Segundo o processo, o trabalhador cobrava salários atrasados e recebia como resposta do empregador que deveria pedir o dinheiro ao presidente da República, associando os problemas financeiros à escolha eleitoral do funcionário. Em um dos episódios relatados nos autos, o empresário chegou a afirmar que um assalto sofrido pelo filho do empregado seria consequência merecida por sua posição política.
A ação foi ajuizada na Vara do Trabalho do Eusébio, na Região Metropolitana de Fortaleza. Embora o trabalhador não tenha apresentado provas documentais das ofensas, o próprio empresário admitiu em depoimento judicial que fez comentários depreciativos em razão da opção política do empregado.

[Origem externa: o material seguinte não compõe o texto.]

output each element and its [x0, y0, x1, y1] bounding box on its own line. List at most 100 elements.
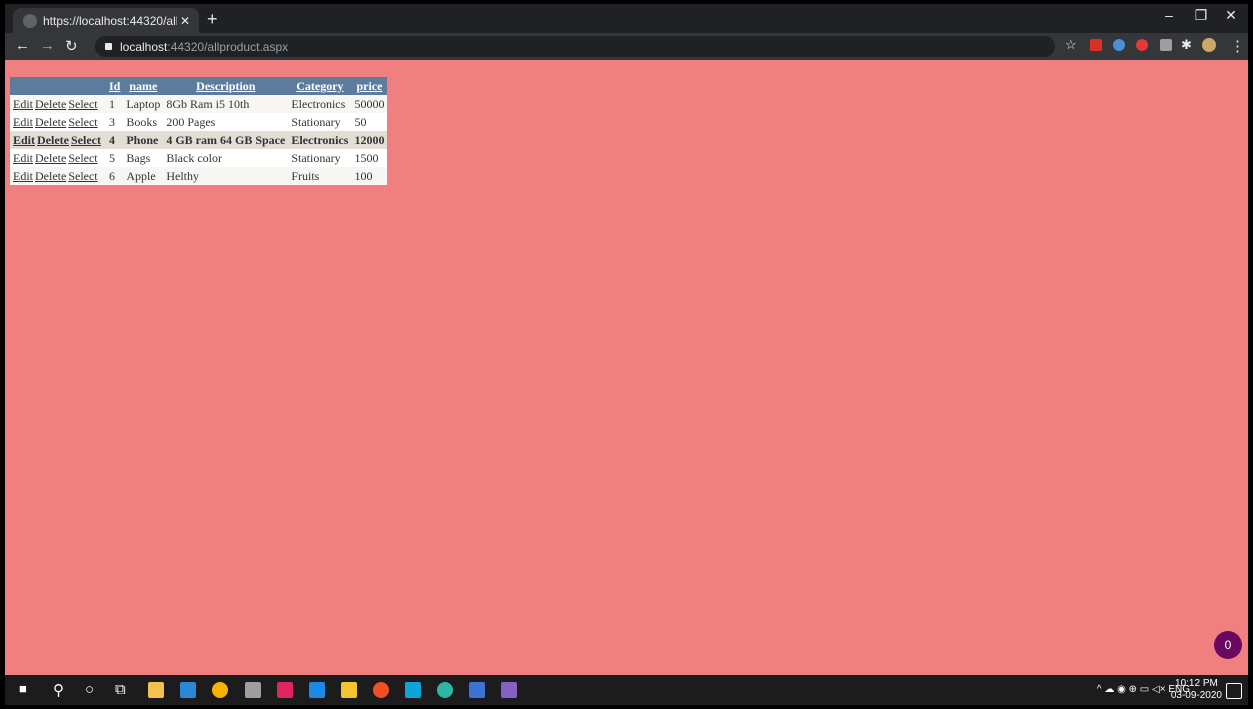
id-header[interactable]: Id	[105, 77, 124, 95]
id-cell: 1	[105, 95, 124, 113]
clock-time: 10:12 PM	[1175, 678, 1218, 689]
new-tab-button[interactable]: +	[207, 9, 218, 30]
task-view-icon[interactable]: ⧉	[115, 681, 126, 698]
address-bar[interactable]: localhost :44320/allproduct.aspx	[95, 36, 1055, 57]
select-link[interactable]: Select	[71, 133, 101, 147]
id-cell: 3	[105, 113, 124, 131]
windows-taskbar: ■ ⚲ ○ ⧉ ^ ☁ ◉ ⊕ ▭ ◁× ENG 10:12 PM 03-09-…	[5, 675, 1248, 705]
description-header[interactable]: Description	[163, 77, 289, 95]
extensions-puzzle-icon[interactable]: ✱	[1181, 37, 1192, 53]
reload-icon[interactable]: ↻	[65, 37, 78, 55]
edit-link[interactable]: Edit	[13, 133, 35, 147]
back-arrow-icon[interactable]: ←	[15, 37, 30, 54]
extension-icon[interactable]	[1160, 39, 1172, 51]
description-cell: 4 GB ram 64 GB Space	[163, 131, 289, 149]
tab-strip: https://localhost:44320/allproduc ✕ + – …	[5, 4, 1248, 33]
edit-link[interactable]: Edit	[13, 115, 33, 129]
extension-icon[interactable]	[1090, 39, 1102, 51]
category-cell: Electronics	[288, 131, 352, 149]
row-actions: Edit Delete Select	[10, 149, 106, 167]
row-actions: Edit Delete Select	[10, 131, 106, 149]
name-header[interactable]: name	[123, 77, 164, 95]
extension-icon[interactable]	[1113, 39, 1125, 51]
name-cell: Apple	[123, 167, 164, 185]
select-link[interactable]: Select	[68, 115, 97, 129]
price-cell: 1500	[351, 149, 388, 167]
app-icon[interactable]	[405, 682, 421, 698]
lock-icon	[105, 43, 112, 50]
menu-kebab-icon[interactable]: ⋮	[1230, 37, 1245, 55]
selected-table-row: Edit Delete Select 4 Phone 4 GB ram 64 GB …	[10, 131, 388, 149]
notification-badge[interactable]: 0	[1214, 631, 1242, 659]
select-link[interactable]: Select	[68, 151, 97, 165]
cortana-icon[interactable]: ○	[85, 681, 94, 698]
table-row: Edit Delete Select 6 Apple Helthy Fruits 1…	[10, 167, 388, 185]
adblock-icon[interactable]	[1136, 39, 1148, 51]
clock[interactable]: 10:12 PM 03-09-2020	[1171, 678, 1222, 702]
app-icon[interactable]	[373, 682, 389, 698]
forward-arrow-icon[interactable]: →	[40, 37, 55, 54]
browser-tab[interactable]: https://localhost:44320/allproduc ✕	[13, 8, 199, 33]
bookmark-star-icon[interactable]: ☆	[1065, 37, 1077, 53]
file-explorer-icon[interactable]	[341, 682, 357, 698]
url-path: :44320/allproduct.aspx	[167, 39, 289, 54]
name-cell: Phone	[123, 131, 164, 149]
windows-start-icon[interactable]: ■	[19, 681, 27, 696]
edit-link[interactable]: Edit	[13, 97, 33, 111]
browser-toolbar: ← → ↻ localhost :44320/allproduct.aspx ☆…	[5, 33, 1248, 60]
store-icon[interactable]	[148, 682, 164, 698]
delete-link[interactable]: Delete	[35, 115, 66, 129]
row-actions: Edit Delete Select	[10, 95, 106, 113]
delete-link[interactable]: Delete	[35, 151, 66, 165]
delete-link[interactable]: Delete	[35, 169, 66, 183]
action-center-icon[interactable]	[1226, 683, 1242, 699]
id-cell: 4	[105, 131, 124, 149]
app-icon[interactable]	[180, 682, 196, 698]
select-link[interactable]: Select	[68, 97, 97, 111]
minimize-button[interactable]: –	[1154, 7, 1184, 23]
mail-icon[interactable]	[309, 682, 325, 698]
table-row: Edit Delete Select 3 Books 200 Pages Stati…	[10, 113, 388, 131]
category-cell: Fruits	[288, 167, 352, 185]
description-cell: 8Gb Ram i5 10th	[163, 95, 289, 113]
name-cell: Bags	[123, 149, 164, 167]
category-header[interactable]: Category	[288, 77, 352, 95]
url-host: localhost	[120, 39, 168, 54]
category-cell: Electronics	[288, 95, 352, 113]
description-cell: Helthy	[163, 167, 289, 185]
close-window-button[interactable]: ✕	[1216, 7, 1246, 24]
search-icon[interactable]: ⚲	[53, 681, 64, 699]
actions-header	[10, 77, 106, 95]
name-cell: Books	[123, 113, 164, 131]
edge-icon[interactable]	[437, 682, 453, 698]
price-cell: 100	[351, 167, 388, 185]
delete-link[interactable]: Delete	[35, 97, 66, 111]
table-row: Edit Delete Select 5 Bags Black color Stat…	[10, 149, 388, 167]
price-cell: 50	[351, 113, 388, 131]
visual-studio-icon[interactable]	[501, 682, 517, 698]
category-cell: Stationary	[288, 149, 352, 167]
mcafee-icon[interactable]	[277, 682, 293, 698]
clock-date: 03-09-2020	[1170, 690, 1222, 701]
grid-header-row: Id name Description Category price	[10, 77, 388, 95]
row-actions: Edit Delete Select	[10, 113, 106, 131]
price-cell: 50000	[351, 95, 388, 113]
tab-title: https://localhost:44320/allproduc	[43, 13, 177, 28]
products-grid: Id name Description Category price Edit D…	[10, 77, 388, 185]
edit-link[interactable]: Edit	[13, 169, 33, 183]
tab-close-button[interactable]: ✕	[177, 14, 193, 28]
browser-window: https://localhost:44320/allproduc ✕ + – …	[5, 4, 1248, 705]
maximize-button[interactable]: ❐	[1186, 7, 1216, 24]
chrome-icon[interactable]	[212, 682, 228, 698]
delete-link[interactable]: Delete	[37, 133, 69, 147]
edit-link[interactable]: Edit	[13, 151, 33, 165]
description-cell: 200 Pages	[163, 113, 289, 131]
id-cell: 5	[105, 149, 124, 167]
profile-avatar[interactable]	[1202, 38, 1216, 52]
id-cell: 6	[105, 167, 124, 185]
price-header[interactable]: price	[351, 77, 388, 95]
app-icon[interactable]	[469, 682, 485, 698]
app-icon[interactable]	[245, 682, 261, 698]
select-link[interactable]: Select	[68, 169, 97, 183]
description-cell: Black color	[163, 149, 289, 167]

Na sentença, a juíza Laura Anísia Moreira de Sousa Pinto considerou a conduta incompatível com os princípios da dignidade da pessoa humana, da igualdade e da liberdade de convicção política. A decisão fixou R$ 10 mil por danos morais, além do pagamento de direitos trabalhistas como aviso prévio, salários atrasados, 13º salário, horas extras, férias e FGTS com multa de 40%.
O empresário recorreu da condenação, mas a 3ª Turma do Tribunal Regional do Trabalho da 7ª Região manteve integralmente a decisão. Posteriormente, o caso chegou ao Tribunal Superior do Trabalho, que ratificou o entendimento das instâncias anteriores e confirmou a condenação.